I was anxious in the afternoon wanting to talk to the Hematologist and get some questions answered.  Finally at 5 pm he was ready to talk to me at the exact same time my brother Jason and his daughter McKenzie came to visit.  Perfect!!! *Tender mercy*.  Ashtyn doesn’t like to be left alone so I directed them into her room and went to a conference room with the MD. We talked for an hour.  I was told that since Ashtyn didn’t have either A.L.L or A.M.L the plan was likely to treat her for a month as if she had A.L.L and see if she responded.  If she did then they would go forward with the A.L.L protocol.  If she didn’t respond then they would try a mixture of A.M.L and A.L.L treatments.  I was blunt about my motherly instinct feelings. “I know nothing about cancer but I don’t believe she will respond to the A.L.L treatment. I don’t know what she will respond to.  My guess is that she is going to give you a run for your money and eventually get a bone marrow transplant.”  I hope I’m wrong.

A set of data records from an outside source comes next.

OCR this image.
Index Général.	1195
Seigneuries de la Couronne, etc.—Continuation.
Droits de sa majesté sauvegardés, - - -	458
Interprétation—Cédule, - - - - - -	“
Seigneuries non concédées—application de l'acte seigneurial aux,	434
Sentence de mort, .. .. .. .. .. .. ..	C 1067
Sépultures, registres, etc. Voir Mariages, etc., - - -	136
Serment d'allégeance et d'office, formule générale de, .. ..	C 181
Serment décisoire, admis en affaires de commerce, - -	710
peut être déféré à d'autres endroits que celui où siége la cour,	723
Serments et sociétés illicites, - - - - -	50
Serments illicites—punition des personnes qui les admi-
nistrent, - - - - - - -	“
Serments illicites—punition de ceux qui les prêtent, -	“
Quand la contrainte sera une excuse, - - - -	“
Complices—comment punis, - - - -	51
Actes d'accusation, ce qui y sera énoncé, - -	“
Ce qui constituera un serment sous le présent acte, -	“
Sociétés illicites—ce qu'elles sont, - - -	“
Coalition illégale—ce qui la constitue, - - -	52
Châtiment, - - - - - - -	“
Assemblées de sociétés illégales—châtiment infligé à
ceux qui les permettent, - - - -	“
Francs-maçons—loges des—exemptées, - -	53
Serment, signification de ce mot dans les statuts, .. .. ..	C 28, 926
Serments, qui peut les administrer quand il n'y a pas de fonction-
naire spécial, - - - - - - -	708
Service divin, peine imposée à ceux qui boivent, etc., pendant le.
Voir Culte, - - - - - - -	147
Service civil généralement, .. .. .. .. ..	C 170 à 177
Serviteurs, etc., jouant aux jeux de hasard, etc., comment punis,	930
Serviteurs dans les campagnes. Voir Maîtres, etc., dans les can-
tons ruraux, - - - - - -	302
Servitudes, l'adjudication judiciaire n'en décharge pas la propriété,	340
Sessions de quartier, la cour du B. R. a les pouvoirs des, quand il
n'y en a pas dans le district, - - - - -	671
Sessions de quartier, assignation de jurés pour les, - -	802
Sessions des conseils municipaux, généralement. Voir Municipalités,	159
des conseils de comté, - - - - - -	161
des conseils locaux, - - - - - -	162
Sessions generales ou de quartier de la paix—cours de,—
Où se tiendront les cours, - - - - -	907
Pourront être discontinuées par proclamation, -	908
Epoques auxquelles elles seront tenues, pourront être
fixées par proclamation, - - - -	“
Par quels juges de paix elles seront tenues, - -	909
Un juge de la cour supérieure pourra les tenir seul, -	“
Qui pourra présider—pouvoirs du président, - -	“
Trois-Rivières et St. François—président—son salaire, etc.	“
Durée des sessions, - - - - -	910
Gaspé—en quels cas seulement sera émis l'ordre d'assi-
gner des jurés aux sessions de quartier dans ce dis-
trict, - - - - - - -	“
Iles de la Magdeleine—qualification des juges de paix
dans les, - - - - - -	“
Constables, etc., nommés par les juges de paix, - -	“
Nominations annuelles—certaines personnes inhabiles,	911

For now, Ashtyn’s condition is perplexing and a mystery. The doctors have spent many hours on the phone Saturday making calls around the world discussing the appearance of Ashtyn’s cancer cells in the bone marrow.  They want to discover the mystery and accurately diagnose her cancer before starting treatment.

During the past 3 days I have learned quite a bit.  But one thing stands out to me right now and that is the importance of facing this challenge with optimism.

Gordon B. Hinckley once said, “We have every reason to be optimistic in this world.  Tragedy is around, yes.  Problems everywhere, yes.  You can’t, you don’t, build out of pessimism or cynicism.  You look with optimism, work with faith, and things happen.”